The Daily Caller

The Daily Caller
  FILE - In this May 22, 2012 file photo, Elaine Riddick becomes emotional as she listens to Rep. Larry Womble, D-Forsyth, speak during a House committee meeting in Raleigh, N.C. Victims of a decades-old forced sterilization program in North Carolina will have to wait on compensation because legislators did not include any money for them in a state budget deal, in part because Republican leaders could not agree on how to respond to the victims. As a teenager, Riddick was one of the people who were sterilized by choice, force or coercion between 1929 and 1974. (AP Photo/The News & Observer, Shawn Rocco, File) MANDATORY CREDIT   

North Carolina won’t compensate forced sterilization victims

A proposal to compensate victims of state-forced sterilizations failed on Wednesday when North Carolina legislators did not allot any money for the victims in their budget, the Gaston Gazette reported.

The proposal to give each victim $50,000 passed the House, but the Senate never took the measure into consideration.

The Associated Press reported that Democratic Gov.
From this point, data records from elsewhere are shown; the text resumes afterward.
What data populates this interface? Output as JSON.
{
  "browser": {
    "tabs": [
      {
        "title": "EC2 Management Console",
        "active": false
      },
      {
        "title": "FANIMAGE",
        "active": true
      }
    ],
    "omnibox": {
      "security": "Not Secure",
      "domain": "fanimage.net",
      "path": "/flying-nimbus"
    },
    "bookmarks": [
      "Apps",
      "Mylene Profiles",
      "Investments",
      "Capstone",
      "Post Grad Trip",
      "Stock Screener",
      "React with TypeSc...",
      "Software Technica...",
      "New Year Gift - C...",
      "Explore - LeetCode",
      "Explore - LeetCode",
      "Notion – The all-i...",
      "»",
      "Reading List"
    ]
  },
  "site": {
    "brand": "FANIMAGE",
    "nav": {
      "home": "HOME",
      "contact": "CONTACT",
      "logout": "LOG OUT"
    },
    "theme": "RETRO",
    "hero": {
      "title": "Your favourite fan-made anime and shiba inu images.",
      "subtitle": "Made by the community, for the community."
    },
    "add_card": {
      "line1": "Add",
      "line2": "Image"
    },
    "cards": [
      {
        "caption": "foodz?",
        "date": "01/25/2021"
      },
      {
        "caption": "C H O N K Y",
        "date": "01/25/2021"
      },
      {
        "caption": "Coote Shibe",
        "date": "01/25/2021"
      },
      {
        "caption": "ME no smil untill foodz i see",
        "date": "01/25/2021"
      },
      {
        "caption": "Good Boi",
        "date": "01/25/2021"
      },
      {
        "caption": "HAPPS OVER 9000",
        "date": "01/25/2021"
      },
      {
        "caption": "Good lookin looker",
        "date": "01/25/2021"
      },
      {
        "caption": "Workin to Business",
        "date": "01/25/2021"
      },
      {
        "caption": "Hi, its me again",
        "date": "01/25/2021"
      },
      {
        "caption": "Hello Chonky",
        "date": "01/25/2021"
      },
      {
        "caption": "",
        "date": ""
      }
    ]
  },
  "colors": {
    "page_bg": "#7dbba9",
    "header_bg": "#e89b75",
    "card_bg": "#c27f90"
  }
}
Bev Perdue allotted $10 million in her budget proposal with the support of Republican Speaker of the House Tom Tillis, but could not find the same Republican support in the Senate.

“You just can’t rewrite history. It was a sorry time in this country,” Republican Sen. Don East said last week, AP reported. “I’m so sorry it happened, but throwing money don’t change it, don’t make it go away. It still happened.”

North Carolina forcibly sterilized 7,600 people, including children, until the Eugenics Board of North Carolina was disbanded in 1974, according to the Winston-Salem Journal.

Democratic Rep. Earline Parmon told the AP that the decision made her ashamed to be a part of the General Assembly.

“I’m appalled that the North Carolina Senate today took no action to compensate the victims that we as a state robbed of their rights to reproduce and to have children,” Parmon said. “At this point, I have lost all hope.”

Elaine Riddick, who has said she was raped, gave birth and sterilized by the state at age 14, said she took legal action in the past but was shot down.

The U.S. Supreme Court has never overruled the decision about compulsory sterilization in the case Buck v. Bell (1927), when Justice Oliver Wendell Homes wrote, “The principle that sustains compulsory vaccination is broad enough to cover cutting the Fallopian tubes… Three generations of imbeciles are enough.”

“I will die before I let them get away with this,” Riddick said.